Skip to main content
Web Extraction

Website Crawler

Crawl entire websites starting from a URL, discovering and extracting content from all accessible subpages.

View details

Inputs

Loading input fields...
Execution Steps

Loading workflow structure...

Loading curated examples...

Overview

Website Crawler starts from one website URL and crawls accessible pages to collect page content and research artifacts. Use it for competitor site audits, content inventories, source gathering, brand research, and planning work when you need many pages from a site rather than one known URL.

Use cases

  • Crawl a competitor site to gather public product, pricing, blog, and resource pages for review.
  • Build a content inventory before planning a website refresh or campaign research brief.
  • Collect markdown, links, images, screenshots, summaries, or branding signals across a site section.
  • Use include and exclude paths to focus on the pages that matter for a research task.

Input tips

  • Enter the website URL or section URL where the crawl should start.
  • Set limit from 1-2,000 pages and maxDepth from 1-10 to keep the crawl focused.
  • Use includePaths, excludePaths, and allowSubdomains to control which URLs are crawled.
  • Keep markdown and onlyMainContent for readable page text; add richer formats only when useful.
  • Use delay, country, mobile, or proxy settings when site behavior depends on rate, region, or device.
  • Enable PDF parsing only when PDFs matter, and set maxPages when the crawl may find long documents.

Expected output

The AI Tool returns success status, crawl ID, total pages crawled, requested formats, cost metadata, and a document list for crawled pages.
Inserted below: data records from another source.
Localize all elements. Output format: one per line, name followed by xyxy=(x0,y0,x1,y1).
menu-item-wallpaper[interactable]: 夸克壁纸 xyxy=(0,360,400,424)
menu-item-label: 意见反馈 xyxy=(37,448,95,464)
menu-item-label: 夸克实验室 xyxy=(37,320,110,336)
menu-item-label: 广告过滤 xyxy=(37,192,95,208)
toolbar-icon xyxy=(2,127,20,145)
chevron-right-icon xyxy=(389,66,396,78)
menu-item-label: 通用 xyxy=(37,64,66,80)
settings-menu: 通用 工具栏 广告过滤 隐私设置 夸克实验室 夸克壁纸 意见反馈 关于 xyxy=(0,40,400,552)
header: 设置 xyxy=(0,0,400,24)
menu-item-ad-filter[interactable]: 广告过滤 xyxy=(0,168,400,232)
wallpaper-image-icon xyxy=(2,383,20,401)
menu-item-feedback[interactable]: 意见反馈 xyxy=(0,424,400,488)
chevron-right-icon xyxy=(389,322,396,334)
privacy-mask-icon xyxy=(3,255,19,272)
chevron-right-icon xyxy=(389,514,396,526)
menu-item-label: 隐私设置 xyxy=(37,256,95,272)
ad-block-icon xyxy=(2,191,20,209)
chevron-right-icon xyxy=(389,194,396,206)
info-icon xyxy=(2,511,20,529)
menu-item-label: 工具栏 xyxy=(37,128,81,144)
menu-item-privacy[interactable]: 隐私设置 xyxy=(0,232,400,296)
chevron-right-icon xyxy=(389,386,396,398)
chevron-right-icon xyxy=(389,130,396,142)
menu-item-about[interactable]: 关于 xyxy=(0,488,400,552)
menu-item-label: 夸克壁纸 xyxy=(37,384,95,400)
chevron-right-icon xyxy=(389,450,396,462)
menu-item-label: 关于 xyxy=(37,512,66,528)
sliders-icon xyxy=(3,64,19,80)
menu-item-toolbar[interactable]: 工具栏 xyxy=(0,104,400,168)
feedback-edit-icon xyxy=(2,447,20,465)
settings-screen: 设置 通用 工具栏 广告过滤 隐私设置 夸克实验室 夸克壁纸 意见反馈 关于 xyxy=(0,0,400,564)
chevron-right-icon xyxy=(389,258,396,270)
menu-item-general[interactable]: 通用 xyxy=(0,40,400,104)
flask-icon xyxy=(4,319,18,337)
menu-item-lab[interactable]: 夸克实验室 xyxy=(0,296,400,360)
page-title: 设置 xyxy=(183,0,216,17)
Documents can include source URL, title, description, status code, language, keywords, downloadable markdown/HTML/raw HTML URLs, summary text, extracted links, image URLs, screenshot URL, branding data, and change-tracking data when requested and returned.

Caveats

  • Crawls depend on public access, crawlability, links, sitemap quality, filters, and provider availability.
  • Blocked pages, login walls, robots rules, or anti-bot protections can produce partial or failed results.
  • Large sites can return many pages, so use limits, depth, and path filters for focused research.
  • Large text outputs are returned through downloadable files instead of embedded directly.
  • Richer formats, screenshots, PDF parsing, and larger crawls can take longer to run.